こういった証拠は,写真の内容次第ではありますが,不貞行為の存在を推認させる証拠として有効です。
例えば,一緒に旅行に出かけている写真や,抱き合っている写真,中には行為に及んでいる最中を捉えた写真などもあり得ます。
内容次第では,①と同様に,強い証拠になり得ます。
※パートナーの携帯電話を扱う際の注意点
裁判例の中には,携帯電話のデータを丸ごと自己のPCにコピーしていたケースにおいて,証拠能力(証拠として用いる適格)がないとして否定したものもありますので,注意が必要です。
なお,別の裁判例では,携帯電話から証拠となるメールを送信した事例では証拠能力を認めています。
③ クレジットカードの利用明細・領収証等
ラブホテル等の宿泊施設の宿泊料金を支払いっている場合には,不貞行為の存在を推認させることもあります。出張等とアリバイ工作をしているが,実際には会社を休んでいたなどのケースでは,その疑いが強まるでしょう。ただし,クレジットカードの利用明細上は不明確であることも多く,履歴の内容や時期,頻度等により,その有効性はケースバイケースと言えます。
④ メールやラインのやりとり
メールやラインのやりとり(画面を写真で撮ったものやメールやラインを転送したもの)をお持ちの方も少なくありません。
これらの証拠も,内容次第では,不貞行為の存在を強く推認することがあります。
例えば,肉体関係を前提としているやりとり,婚姻していることを前提とするやりとり,過度の愛情表現等のやりとりがあれば,証拠としての威力は大でしょう。
また,愛情表現(「逢いたい」とか「大好きだよ」)を送ること自体に,不法行為の成立を認めた事例も存在します(東京地裁平成24年11月28日)。
ただし,前述のとおり,携帯電話のデータを丸ごと自己のPCにコピーしていたケースにおいて,証拠能力(証拠として用いる適格)がないとして否定したものもありますので,入手方法には注意が必要です。
一つのポイントは,不貞とは関係のない第三者とのやりとりなど,不貞とは関係のないデータは害さないことかもしれません。

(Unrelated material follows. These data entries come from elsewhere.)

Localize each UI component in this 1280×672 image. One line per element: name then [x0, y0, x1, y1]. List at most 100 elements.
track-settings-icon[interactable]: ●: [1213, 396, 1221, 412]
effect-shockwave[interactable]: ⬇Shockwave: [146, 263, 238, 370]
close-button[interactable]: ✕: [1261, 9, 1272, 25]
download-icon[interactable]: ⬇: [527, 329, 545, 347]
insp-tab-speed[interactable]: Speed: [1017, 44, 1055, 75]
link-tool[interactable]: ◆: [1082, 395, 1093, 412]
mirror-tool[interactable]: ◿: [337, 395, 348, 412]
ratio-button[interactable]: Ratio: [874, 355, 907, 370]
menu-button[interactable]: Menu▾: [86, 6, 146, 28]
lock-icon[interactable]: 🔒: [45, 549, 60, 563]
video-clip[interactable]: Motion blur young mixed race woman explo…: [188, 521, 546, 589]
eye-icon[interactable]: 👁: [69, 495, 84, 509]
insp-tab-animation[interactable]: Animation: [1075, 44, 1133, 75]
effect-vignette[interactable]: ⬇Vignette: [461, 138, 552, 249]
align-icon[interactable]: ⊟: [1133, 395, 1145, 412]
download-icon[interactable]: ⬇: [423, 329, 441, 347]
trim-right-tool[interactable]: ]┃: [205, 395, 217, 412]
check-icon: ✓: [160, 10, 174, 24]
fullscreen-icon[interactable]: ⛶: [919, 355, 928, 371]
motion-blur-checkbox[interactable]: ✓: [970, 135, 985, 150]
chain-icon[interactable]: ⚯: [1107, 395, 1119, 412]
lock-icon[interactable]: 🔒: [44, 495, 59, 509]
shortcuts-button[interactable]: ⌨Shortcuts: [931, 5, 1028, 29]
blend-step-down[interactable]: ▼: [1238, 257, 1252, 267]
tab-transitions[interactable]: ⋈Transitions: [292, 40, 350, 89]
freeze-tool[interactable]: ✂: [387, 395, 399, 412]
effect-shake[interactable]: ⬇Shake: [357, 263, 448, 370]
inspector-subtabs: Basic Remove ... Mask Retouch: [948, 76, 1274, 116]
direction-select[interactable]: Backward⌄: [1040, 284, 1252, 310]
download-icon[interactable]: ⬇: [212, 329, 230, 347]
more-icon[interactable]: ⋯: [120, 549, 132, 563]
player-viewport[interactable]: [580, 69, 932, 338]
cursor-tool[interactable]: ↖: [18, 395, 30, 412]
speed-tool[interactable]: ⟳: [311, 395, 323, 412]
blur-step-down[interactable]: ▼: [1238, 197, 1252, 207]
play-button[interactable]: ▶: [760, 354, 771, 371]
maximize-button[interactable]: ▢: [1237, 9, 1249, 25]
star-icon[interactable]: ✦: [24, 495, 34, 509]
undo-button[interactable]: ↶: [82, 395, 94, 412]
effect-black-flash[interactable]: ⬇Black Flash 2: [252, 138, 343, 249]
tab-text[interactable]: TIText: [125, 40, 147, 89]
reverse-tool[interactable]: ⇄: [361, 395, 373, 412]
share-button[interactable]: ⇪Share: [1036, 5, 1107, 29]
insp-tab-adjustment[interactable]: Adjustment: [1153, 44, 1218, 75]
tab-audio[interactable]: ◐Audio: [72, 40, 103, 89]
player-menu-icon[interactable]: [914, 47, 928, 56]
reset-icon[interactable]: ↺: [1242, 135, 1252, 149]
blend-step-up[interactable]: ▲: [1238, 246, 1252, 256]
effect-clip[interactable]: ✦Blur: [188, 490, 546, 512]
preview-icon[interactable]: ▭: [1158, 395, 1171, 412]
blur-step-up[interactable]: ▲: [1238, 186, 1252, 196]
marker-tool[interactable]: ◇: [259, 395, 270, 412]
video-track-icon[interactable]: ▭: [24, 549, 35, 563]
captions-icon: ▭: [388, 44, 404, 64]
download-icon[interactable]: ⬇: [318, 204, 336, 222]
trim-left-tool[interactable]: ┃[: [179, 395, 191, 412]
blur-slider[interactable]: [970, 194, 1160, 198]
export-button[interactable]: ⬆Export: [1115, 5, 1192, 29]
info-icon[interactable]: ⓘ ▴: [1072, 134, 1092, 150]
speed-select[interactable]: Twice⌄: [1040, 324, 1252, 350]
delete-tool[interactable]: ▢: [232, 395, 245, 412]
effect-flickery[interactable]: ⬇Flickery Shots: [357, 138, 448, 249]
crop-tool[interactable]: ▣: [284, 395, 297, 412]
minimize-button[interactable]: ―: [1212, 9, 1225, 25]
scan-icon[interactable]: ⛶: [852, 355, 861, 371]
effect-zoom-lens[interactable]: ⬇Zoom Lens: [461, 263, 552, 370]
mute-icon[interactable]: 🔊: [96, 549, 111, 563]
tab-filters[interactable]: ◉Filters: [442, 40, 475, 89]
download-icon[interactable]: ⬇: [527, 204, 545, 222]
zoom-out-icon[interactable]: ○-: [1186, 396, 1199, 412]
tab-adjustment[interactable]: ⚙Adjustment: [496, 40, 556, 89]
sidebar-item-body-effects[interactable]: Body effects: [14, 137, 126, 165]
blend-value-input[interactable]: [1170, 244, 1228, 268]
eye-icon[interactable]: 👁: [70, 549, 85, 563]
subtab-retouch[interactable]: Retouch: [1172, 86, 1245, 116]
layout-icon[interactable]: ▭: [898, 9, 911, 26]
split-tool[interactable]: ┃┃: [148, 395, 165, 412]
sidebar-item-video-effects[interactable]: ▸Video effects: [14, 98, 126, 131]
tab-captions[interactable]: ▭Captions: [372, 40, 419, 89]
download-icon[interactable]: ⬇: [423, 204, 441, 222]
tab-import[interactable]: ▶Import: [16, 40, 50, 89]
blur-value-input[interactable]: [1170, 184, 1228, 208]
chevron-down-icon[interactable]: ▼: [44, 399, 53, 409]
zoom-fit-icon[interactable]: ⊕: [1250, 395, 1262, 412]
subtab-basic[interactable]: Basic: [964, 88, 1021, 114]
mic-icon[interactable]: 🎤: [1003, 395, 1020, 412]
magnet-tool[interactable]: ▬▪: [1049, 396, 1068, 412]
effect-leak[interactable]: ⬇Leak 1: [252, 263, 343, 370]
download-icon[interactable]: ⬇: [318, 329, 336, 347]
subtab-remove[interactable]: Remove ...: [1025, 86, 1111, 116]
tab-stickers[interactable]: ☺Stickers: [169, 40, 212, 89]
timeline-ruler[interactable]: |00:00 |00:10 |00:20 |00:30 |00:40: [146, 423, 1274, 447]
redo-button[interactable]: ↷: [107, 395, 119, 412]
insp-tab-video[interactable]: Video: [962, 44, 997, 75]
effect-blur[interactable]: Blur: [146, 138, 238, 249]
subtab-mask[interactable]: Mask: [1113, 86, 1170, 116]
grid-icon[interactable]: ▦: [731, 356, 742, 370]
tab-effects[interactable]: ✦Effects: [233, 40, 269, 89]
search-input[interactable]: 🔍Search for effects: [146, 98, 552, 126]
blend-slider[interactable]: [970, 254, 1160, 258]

また,何らかの方法でパスワードを解除して携帯電話を閲覧すると,証拠能力が否定されなくても,後にプライバシーの侵害と主張される可能性もあります点には注意が必要です。
⑤ その他
その他にも,住民票(異動しているもの)や戸籍謄本(認知している子),スイカの履歴,フェイスブックやツイッターやブログの記事,不貞相手からの贈り物や手紙,日記,第三者の目撃供述など,様々な証拠が考えられます。
まずは,お手元にある証拠を手に,弁護士にご相談されるのも一つです。